Нет, Лал никогда о нем не слышал.
— Ну, значит сейчас услышите. Нацисты назначили его Judendltester
[11]
. Город разгородили на части. Гетто превратили в рабочий лагерь. Детей отобрали и депортировали для уничтожения. Начался голод. Мертвецов выносили на улицу и оставляли прямо на тротуарах, где их подбирали труповозы. И среди всего этого кошмара Румковский был царем. У него был собственный двор. Он печатал деньги и почтовые марки со своим изображением. Он устраивал концерты и спектакли в свою честь. Были церемонии, когда он выходил облаченный в царские одежды. Ездил он в разбитой карете прошлого века, позолоченной и разукрашенной, которую тащила еле живая белая кляча. Однажды он проявил мужество: заявил протест против ареста и депортации своего советника, что в те времена было равносильно смерти. За это его вышвырнули на улицу и избили прилюдно. Он был грозой для евреев Лодзи. Он был царем иудейским. Он был диктатором. В этом была пародия — сумасшедший царь возглавляет гибель полумиллиона подданных. Может быть, он втайне надеялся спасти хоть ничтожную часть. Может быть, своим сумасшедшим паясничаньем он хотел отвлечь и позабавить немцев.

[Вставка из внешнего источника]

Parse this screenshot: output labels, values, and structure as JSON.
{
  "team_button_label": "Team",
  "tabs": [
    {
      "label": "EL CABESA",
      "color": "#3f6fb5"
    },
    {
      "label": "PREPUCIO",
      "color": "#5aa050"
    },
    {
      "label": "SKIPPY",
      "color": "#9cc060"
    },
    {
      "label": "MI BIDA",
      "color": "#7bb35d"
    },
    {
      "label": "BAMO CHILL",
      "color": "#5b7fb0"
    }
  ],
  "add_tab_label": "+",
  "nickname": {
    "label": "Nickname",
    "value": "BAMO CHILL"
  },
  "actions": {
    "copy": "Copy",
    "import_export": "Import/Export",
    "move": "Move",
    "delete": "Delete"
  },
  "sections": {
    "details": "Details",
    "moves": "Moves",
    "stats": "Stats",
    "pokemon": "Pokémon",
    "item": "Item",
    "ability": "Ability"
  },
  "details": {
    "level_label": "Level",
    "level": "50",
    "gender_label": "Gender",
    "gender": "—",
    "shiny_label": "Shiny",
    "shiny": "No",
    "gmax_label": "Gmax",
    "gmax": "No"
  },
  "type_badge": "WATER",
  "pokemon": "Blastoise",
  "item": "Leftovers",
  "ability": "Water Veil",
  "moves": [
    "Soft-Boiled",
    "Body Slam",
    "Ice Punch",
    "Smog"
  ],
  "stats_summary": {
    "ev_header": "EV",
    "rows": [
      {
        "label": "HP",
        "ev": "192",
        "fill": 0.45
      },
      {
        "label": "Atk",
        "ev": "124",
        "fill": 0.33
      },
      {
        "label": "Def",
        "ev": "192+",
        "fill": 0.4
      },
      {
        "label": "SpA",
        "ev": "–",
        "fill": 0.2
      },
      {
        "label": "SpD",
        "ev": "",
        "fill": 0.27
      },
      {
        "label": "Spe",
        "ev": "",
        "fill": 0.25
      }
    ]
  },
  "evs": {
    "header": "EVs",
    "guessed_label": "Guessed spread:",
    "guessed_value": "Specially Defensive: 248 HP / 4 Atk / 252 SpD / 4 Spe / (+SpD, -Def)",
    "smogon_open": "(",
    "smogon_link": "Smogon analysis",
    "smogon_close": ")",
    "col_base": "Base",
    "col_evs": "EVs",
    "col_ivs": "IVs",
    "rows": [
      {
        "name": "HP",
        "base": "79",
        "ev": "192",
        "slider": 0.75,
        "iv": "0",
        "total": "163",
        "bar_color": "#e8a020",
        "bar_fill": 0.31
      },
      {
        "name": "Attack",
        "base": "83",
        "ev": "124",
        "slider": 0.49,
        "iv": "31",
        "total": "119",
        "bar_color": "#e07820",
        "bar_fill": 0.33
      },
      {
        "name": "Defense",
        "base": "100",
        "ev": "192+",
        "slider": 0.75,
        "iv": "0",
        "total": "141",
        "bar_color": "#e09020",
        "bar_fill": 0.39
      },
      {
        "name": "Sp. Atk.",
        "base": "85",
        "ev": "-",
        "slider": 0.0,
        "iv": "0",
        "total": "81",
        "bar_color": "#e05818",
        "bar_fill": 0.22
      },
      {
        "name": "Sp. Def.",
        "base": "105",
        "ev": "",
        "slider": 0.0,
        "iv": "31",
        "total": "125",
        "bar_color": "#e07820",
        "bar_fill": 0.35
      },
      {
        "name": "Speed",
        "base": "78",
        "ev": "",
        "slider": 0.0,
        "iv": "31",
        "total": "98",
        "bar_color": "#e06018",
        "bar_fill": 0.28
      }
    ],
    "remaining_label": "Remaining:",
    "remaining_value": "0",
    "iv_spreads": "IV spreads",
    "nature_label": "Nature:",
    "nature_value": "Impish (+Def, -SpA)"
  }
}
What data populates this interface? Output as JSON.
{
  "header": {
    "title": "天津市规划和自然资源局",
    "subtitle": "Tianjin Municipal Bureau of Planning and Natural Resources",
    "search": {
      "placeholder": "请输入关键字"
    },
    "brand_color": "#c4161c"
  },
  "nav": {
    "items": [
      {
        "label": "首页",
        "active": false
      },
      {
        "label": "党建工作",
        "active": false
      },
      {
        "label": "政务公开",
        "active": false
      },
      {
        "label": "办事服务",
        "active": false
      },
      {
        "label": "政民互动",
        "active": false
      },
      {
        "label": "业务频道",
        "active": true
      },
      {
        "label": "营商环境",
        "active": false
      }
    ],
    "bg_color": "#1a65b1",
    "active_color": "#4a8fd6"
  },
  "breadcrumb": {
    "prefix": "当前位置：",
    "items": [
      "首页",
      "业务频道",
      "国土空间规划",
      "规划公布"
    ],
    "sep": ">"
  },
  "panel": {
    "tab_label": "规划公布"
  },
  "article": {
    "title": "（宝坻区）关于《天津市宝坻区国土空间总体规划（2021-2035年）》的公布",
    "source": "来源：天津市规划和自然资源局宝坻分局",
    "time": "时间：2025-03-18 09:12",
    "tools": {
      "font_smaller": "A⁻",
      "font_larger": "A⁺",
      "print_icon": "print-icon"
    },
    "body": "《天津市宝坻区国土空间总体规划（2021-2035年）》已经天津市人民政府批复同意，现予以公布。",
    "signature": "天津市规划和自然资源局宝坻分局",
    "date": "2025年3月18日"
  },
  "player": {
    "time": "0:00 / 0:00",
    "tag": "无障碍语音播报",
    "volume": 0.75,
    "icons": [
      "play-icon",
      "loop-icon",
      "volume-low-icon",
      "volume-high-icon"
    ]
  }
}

О, эти ужимки неосуществившейся личности, княжеский или диктаторский бред были очень кстати в момент, когда извечная тайная враждебность к развитию человеческого сознания вынесла из всех затхлых углов и нор гримасничающих клоунов, тщетно пытающихся отстоять свое Я. Немцам, конечно, это могло понравиться. Они всегда были не прочь дополнить юмористическим штрихом свои программы массовых убийств. Похохотать над неуклюжей претенциозностью, над дурными шутками, которые шутит над нами наше собственное Я. Над воображаемым величием насекомых. А кроме того, за этими евреями все равно уже захлопнулась дверь, они принадлежали к разряду списанных в расход. Царь Румковский, без сомнения, доставлял удовольствие немцам своей театральностью. Шутовской царь — ведь это еще больше унижало евреев. Это нравилось нацистам. У них была слабость к смертоубийственным фарсам типа короля Убу. Они забавлялись психологическими извращениями. Это приносило облегчение, смягчало ужасы. Вся эта история помогает понять, какие формы принимает освобожденная совесть и какую кровожадную ненависть, какой восторг испытывает убийца в момент ее, совести, унижения и провала.